Welcome back to the AI Daily Brief Headlines Edition, all the daily AI news you need in around five minutes. Last week, one of the big stories was that legendary Apple designer Johnny Ive was joining Sam Altman at OpenAI with an eye to creating a next generation device for the AI era.

Since then, there has been basically non-stop speculation around what the device would actually be. Much of the speculation revolved around the idea of a pendant that would iterate on previous AI devices. Some even thought that Johnny's thick-trimmed glasses for the video were an Easter egg featuring the device hiding in plain sight. Well, OpenAI staff were given a sneak peek of the designed device at a Wednesday meeting. After reviewing a recording of the meeting, the Wall Street Journal wrote, Altman and I have offered a few hints at the secret project they've been working on.

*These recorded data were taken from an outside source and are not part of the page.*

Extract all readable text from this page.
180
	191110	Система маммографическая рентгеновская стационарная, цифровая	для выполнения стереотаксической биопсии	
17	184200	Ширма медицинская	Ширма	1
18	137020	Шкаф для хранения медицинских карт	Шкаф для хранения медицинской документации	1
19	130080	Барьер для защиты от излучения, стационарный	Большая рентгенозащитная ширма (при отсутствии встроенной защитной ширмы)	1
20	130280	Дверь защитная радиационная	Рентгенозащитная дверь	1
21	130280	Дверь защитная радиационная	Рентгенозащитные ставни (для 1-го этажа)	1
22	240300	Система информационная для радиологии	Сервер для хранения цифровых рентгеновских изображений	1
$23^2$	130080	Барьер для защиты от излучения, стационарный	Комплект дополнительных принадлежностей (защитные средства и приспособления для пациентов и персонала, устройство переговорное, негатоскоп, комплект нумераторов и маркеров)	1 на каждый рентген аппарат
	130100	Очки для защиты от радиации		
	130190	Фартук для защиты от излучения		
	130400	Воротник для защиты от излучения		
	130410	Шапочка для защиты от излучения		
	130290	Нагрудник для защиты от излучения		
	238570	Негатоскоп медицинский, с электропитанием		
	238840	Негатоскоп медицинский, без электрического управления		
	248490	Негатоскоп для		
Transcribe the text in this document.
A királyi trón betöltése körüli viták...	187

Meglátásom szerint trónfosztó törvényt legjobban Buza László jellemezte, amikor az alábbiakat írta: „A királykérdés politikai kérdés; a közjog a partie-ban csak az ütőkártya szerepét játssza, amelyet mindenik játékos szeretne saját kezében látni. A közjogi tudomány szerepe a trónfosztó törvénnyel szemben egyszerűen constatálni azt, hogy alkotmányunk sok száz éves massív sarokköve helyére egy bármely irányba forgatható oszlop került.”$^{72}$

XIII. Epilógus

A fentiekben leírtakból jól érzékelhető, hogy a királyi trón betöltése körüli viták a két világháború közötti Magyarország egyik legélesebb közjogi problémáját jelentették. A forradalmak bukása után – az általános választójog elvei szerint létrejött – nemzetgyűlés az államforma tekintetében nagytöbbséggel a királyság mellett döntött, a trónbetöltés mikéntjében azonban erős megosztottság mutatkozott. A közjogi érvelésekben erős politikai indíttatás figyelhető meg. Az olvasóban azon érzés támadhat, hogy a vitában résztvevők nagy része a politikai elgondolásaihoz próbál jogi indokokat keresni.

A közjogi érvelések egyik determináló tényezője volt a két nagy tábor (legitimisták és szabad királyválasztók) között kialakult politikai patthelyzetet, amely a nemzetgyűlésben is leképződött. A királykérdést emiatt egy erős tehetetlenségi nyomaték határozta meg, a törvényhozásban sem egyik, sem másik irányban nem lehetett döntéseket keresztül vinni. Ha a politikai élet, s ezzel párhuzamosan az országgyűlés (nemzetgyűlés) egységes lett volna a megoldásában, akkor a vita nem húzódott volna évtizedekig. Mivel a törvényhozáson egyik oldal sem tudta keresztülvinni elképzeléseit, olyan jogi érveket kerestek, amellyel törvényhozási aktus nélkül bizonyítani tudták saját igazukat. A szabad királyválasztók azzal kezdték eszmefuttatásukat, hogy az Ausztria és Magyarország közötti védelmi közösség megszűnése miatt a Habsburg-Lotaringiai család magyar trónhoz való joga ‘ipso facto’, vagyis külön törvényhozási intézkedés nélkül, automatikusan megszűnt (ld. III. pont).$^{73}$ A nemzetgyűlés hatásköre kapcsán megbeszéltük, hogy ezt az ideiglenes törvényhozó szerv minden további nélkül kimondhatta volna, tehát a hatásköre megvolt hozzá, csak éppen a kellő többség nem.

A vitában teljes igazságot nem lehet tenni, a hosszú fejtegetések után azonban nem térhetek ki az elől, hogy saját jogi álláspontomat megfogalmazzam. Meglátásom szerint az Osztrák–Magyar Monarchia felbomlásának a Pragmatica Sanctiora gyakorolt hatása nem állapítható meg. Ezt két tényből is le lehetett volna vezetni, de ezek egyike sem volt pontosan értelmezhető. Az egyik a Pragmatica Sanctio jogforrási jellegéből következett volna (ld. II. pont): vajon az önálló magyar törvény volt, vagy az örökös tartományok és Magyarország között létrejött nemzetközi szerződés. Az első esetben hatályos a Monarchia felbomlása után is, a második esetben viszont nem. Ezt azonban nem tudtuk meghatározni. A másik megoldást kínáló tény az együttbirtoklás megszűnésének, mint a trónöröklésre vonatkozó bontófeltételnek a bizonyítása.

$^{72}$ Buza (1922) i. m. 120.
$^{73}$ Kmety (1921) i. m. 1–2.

The product will be capable of being fully aware of a user's surroundings and will be unobtrusive, able to rest in one's pocket or on one's desk, and will be a third-core device a person would put on their desk after a MacBook Pro and an iPhone. Altman reinforced that this is one of the company's largest bets, telling employees that they have, quote, the chance to do the biggest thing we've ever done as a company here. Altman wants to ship 100 million of the AI companions, his word.

and also suggested that the $6.5 billion acquisition of the design studio had the potential to add a trillion dollars in value to OpenAI. As for the form factor, Altman said the device won't be a pair of glasses, adding that I've had been skeptical about building something to be worn on the body. The lack of wearability would sidestep one of the early criticisms of the device. Many pointed out they're not quite ready for a world where every single person is wearing an AI device at all times. Still, Altman is banking on this device being the next big thing.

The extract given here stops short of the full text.